Mechanism of Ph_o sensitivity of TREK2-TREK1 heterodimers. (A) Bar graph showing the percentage of current at pH 8 relative to pH 7.2 for TREK1 (T1), TREK2 (T2), TREK2-TREK1 (T2-T1), and TREK2-TREK1 (T2-T1) mutants. (B) Bar graph showing the percentage of current at pH 7.4 relative to pH 6.5. (C) Bar graph showing the current amplitude of TREK2 (T2) mutants relative to TREK2, TREK1 (T1) mutants relative to TREK1, and TREK2-TREK1 (T2-T1) mutants relative to TREK2-TREK1. (D) Structural model of TREK1-TREK2 heterodimers showing His pH sensors (yellow).

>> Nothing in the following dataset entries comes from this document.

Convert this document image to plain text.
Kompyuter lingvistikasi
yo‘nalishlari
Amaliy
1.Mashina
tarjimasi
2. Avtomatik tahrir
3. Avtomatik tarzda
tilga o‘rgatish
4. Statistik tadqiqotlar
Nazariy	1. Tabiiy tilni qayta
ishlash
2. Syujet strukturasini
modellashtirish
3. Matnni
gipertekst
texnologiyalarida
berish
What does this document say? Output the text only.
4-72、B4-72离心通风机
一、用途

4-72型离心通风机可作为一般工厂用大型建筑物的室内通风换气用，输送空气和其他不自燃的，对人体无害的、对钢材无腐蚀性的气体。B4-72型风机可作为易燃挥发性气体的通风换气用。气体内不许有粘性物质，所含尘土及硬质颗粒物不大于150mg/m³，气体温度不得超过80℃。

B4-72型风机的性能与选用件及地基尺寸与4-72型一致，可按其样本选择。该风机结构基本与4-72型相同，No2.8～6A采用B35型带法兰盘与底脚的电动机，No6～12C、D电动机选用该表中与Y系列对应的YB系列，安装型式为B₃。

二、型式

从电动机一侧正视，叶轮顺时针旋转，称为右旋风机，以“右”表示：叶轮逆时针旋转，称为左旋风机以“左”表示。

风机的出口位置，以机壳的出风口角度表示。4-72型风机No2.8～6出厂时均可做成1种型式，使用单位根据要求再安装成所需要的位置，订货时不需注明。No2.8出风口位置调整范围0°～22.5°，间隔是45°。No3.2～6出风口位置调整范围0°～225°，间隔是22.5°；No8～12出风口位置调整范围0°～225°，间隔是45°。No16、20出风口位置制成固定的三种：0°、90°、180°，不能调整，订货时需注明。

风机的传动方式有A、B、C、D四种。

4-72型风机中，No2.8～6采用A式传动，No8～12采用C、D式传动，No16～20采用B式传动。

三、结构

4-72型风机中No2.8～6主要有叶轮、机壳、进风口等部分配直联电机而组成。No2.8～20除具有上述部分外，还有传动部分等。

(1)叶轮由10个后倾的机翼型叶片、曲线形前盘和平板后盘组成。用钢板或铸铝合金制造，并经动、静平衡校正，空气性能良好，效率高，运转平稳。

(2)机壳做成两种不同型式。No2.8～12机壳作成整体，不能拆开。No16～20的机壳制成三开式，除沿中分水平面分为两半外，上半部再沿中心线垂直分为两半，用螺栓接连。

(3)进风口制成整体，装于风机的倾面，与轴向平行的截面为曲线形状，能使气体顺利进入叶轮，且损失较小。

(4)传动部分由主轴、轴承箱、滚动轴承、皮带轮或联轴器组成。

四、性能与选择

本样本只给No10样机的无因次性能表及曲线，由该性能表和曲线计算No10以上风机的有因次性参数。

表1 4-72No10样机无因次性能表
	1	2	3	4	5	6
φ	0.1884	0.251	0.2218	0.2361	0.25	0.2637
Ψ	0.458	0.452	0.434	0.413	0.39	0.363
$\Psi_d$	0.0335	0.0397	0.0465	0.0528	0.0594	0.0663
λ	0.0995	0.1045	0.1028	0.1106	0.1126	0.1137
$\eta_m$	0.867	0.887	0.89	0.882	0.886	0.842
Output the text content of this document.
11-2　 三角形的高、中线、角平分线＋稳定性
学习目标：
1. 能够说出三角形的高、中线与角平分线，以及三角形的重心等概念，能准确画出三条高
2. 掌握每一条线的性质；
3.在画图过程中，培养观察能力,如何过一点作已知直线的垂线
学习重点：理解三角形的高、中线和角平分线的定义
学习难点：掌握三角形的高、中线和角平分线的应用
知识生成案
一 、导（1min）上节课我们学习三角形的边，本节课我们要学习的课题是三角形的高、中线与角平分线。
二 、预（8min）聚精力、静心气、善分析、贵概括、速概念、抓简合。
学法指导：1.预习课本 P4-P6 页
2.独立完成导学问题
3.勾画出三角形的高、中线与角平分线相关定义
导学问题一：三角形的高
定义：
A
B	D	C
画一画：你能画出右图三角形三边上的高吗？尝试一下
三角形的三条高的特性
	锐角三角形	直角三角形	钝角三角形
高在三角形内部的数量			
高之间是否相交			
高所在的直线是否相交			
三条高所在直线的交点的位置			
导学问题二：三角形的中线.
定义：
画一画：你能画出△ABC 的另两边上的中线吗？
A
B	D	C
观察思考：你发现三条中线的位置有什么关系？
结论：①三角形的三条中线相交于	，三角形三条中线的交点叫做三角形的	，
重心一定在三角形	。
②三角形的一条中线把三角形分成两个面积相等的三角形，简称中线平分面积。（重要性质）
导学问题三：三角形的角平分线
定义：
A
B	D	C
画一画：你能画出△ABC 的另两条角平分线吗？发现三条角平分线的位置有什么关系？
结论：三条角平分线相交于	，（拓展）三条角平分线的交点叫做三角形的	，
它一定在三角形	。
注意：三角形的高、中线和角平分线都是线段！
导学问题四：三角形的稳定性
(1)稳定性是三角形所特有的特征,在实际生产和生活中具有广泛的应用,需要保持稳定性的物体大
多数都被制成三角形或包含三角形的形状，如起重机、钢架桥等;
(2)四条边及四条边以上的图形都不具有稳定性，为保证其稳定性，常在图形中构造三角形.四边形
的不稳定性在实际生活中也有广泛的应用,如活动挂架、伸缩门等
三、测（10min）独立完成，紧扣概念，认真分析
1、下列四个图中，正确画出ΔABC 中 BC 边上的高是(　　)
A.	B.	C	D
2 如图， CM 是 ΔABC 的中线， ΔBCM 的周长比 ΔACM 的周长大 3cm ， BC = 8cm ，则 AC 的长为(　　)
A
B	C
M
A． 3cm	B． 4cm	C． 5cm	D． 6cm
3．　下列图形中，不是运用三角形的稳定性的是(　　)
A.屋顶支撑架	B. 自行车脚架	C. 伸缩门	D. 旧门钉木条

The proposed negatively charged interacting residues of TREK1 (cyan) are shown in blue, and the proposed positively charged interacting residues of TREK2 (magenta) are shown in red.

Fig. 7.

Potentiation of TREK1-TRAAK heterodimers by PLD2. Representative traces showing effects of PLD2 coexpression on TREK1-TRAAK. (Inset) Summary of current potentiation by coexpression of PLD2. The numbers of cells tested are indicated in parentheses. Student’s t test (*P < 0.05; ***P < 0.001).